B. Protein Localization and Expression
The COMPARTMENTS [13] and TISSUES [14] databases take a very similar integrative approach to associate proteins with their subcellular localizations and tissue expression patterns. To this end, we constructed dictionaries based on the cellular component part of Gene Ontology [15] and the Brenda Tissue Ontology [16], respectively. Both ontologies were well populated with synonyms, which were automatically expanded to construct plural and adjective forms. The resulting resources can be used to filter protein networks from STRING to include only proteins from certain subcellular and/or tissue contexts. This is useful, for example, in prediction of host–pathogen interactions.
C. Diseases and Adverse Drug Reactions
The DISEASES database [17] uses the very same approach to extract disease–gene associations from Medline abstracts. In this case, we run the tagger with a dictionary based on Disease Ontology [18]; this NER approach has been shown to compare favourably with other methods [19].

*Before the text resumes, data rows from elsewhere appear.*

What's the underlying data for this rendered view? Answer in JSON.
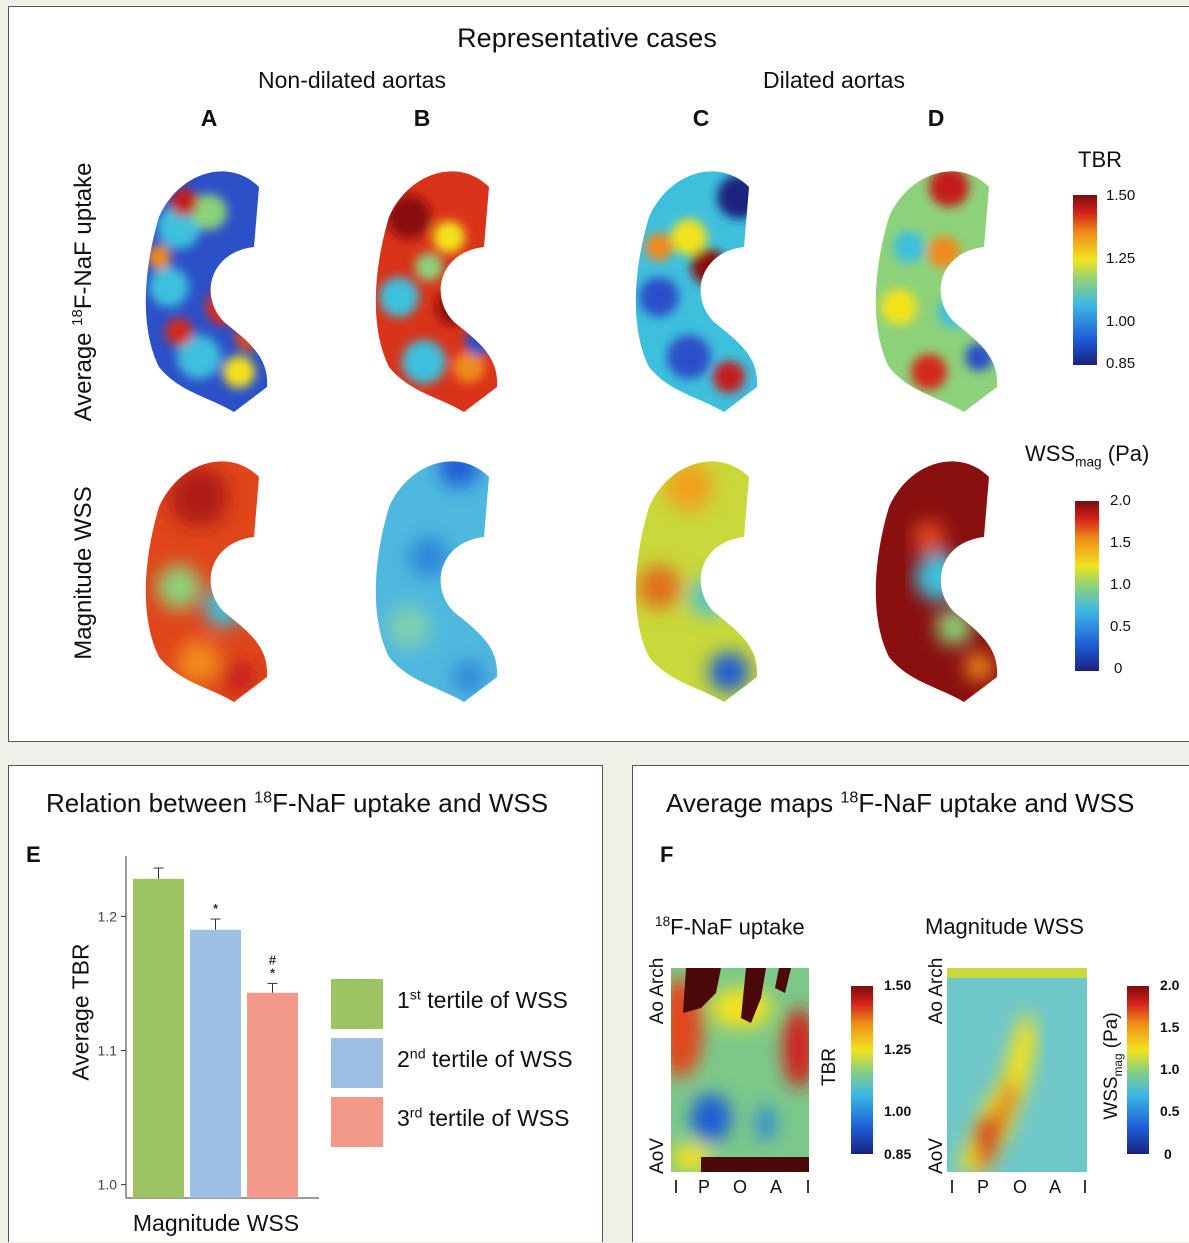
{
  "top": {
    "title": "Representative cases",
    "group_non_dilated": "Non-dilated aortas",
    "group_dilated": "Dilated aortas",
    "case_letters": [
      "A",
      "B",
      "C",
      "D"
    ],
    "row1_label_pre": "Average ",
    "row1_label_sup": "18",
    "row1_label_post": "F-NaF uptake",
    "row2_label": "Magnitude WSS",
    "tbr_legend": {
      "title": "TBR",
      "ticks": [
        "1.50",
        "1.25",
        "1.00",
        "0.85"
      ]
    },
    "wss_legend": {
      "title_main": "WSS",
      "title_sub": "mag",
      "title_unit": " (Pa)",
      "ticks": [
        "2.0",
        "1.5",
        "1.0",
        "0.5",
        "0"
      ]
    }
  },
  "panel_e": {
    "title_pre": "Relation between ",
    "title_sup": "18",
    "title_post": "F-NaF uptake and WSS",
    "letter": "E",
    "legend": [
      {
        "num": "1",
        "sup": "st",
        "text": " tertile of WSS",
        "color": "#9dc463"
      },
      {
        "num": "2",
        "sup": "nd",
        "text": " tertile of WSS",
        "color": "#9dbfe3"
      },
      {
        "num": "3",
        "sup": "rd",
        "text": " tertile of WSS",
        "color": "#f3998a"
      }
    ]
  },
  "panel_f": {
    "title_pre": "Average maps ",
    "title_sup": "18",
    "title_post": "F-NaF uptake and WSS",
    "letter": "F",
    "map1_title_sup": "18",
    "map1_title_post": "F-NaF uptake",
    "map2_title": "Magnitude WSS",
    "y_top": "Ao Arch",
    "y_bottom": "AoV",
    "x_ticks": [
      "I",
      "P",
      "O",
      "A",
      "I"
    ],
    "tbr_label": "TBR",
    "tbr_ticks": [
      "1.50",
      "1.25",
      "1.00",
      "0.85"
    ],
    "wss_label_main": "WSS",
    "wss_label_sub": "mag",
    "wss_label_unit": " (Pa)",
    "wss_ticks": [
      "2.0",
      "1.5",
      "1.0",
      "0.5",
      "0"
    ]
  },
  "chart_data": {
    "type": "bar",
    "categories": [
      "1st tertile of WSS",
      "2nd tertile of WSS",
      "3rd tertile of WSS"
    ],
    "values": [
      1.228,
      1.19,
      1.143
    ],
    "errors": [
      0.008,
      0.008,
      0.007
    ],
    "significance": [
      "",
      "*",
      "#*"
    ],
    "colors": [
      "#9dc463",
      "#9dbfe3",
      "#f3998a"
    ],
    "xlabel": "Magnitude WSS",
    "ylabel": "Average TBR",
    "ylim": [
      0.99,
      1.245
    ],
    "yticks": [
      1.0,
      1.1,
      1.2
    ],
    "ytick_labels": [
      "1.0",
      "1.1",
      "1.2"
    ]
  },
  "colors": {
    "jet": [
      "#1a1f8a",
      "#1f4fd0",
      "#3fb0e0",
      "#7dcf6a",
      "#f4e21a",
      "#f08a1a",
      "#d21f1a",
      "#6e0d0d"
    ]
  }
}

When treating diseases with drugs, patents may experience adverse drug reactions (ADRs). The SIDER database [20] extracts information on known ADRs from FDA drug labels using an NLP system, which uses the tagger Python module to recognize names from the Unified Medical Language System (UMLS) Metathesaurus for all terms of the Medical Dictionary for Regulatory Activities (MedDRA). In a separate study, we showed that it is also possible to identify ADRs in the clinical narrative text of electronic health records, which required the construction of a separate ADR dictionary in Danish [21]. The latter achieved 89% precision and 75% recall.
D. Organisms and Environments/Habitats
The applications described so far all fall within molecular biomedicine; however, the tagger has proven equally useful within biodiversity and ecology. Specifically, we have created dictionaries of taxa [1] and environmental descriptors [22] from the NCBI Taxonomy [23] and the Environment Ontology [24], respectively. This achieved 83.9% precision and 72.6% recall for species [1] and 87.8% precision and 77.0% recall for environments [22]. We use these dictionaries with the tagger to extract structured information on habitats of organisms based on their textual descriptions in the Encyclopedia of Life [22].
Most recently we participated in the related 2016 BioNLP shared task on bacterial biotopes, specifically NER of bacteria and biotopes. To this end we implemented rules to refine the match boundaries and normalization of bacterial names and compiled a biotope dictionary by extending the OntoBiotope habitat ontology with additional synonyms from other relevant ontologies [25].
IV. Conclusions
Despite its simplicity, dictionary-based NER is a powerful approach that in many cases can give comparable performance to more advanced methods, if care is taken when constructing the dictionaries. The dictionary-based approach is particularly attractive in the biomedical domain due to the many ontologies that provide excellent starting points constructing dictionaries.
Footnotes
This work was in part funded by the Novo Nordisk Foundation (NNF14CC0001) and the National Institutes of Health (U54 CA189205-01).